Both Bornstein and Shorters are careful to note that solutions journalism and asset framing do not mean focusing only on the positive. They are about leading with humanity, what motivates people to get out of bed in the morning, Shorters said.
“If we’re going to end racism, news media absolutely has to lean in and journalists have to learn how to tell stories in ways that don’t stigmatize people. They have to learn how to tell stories that actually lead to solutions and solutions-oriented thinking,” Shorters added.
McBride at Poynter said that “solutions-oriented journalism gives people a pathway to make the news relevant” because it not only informs readers about issues, it provides steps for those who seek change.

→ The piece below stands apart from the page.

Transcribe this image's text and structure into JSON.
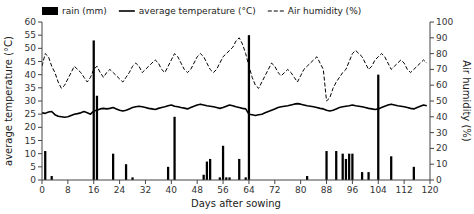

Even though the terms solutions journalism and asset framing were not around when the original Emancipator was published, Shorters said the paper was still based on these principles.
“When The Emancipator was created originally, I promise you it was to fulfill Black people’s aspirations to live free,” Shorters said. “It was not focused on just what’s broken and what’s damaged and what’s wrong.”
Although the new version will be taking on weighty issues, The Emancipator’s editors, Payne and Douglas, plan to do so in a way that is encouraging and engaging.
“We’re hoping that with the power of journalism, of stories, of perspective, of solutions journalism, that’s how you shift culture. That’s how you shift narrative. And that’s how you make community change,” Payne said.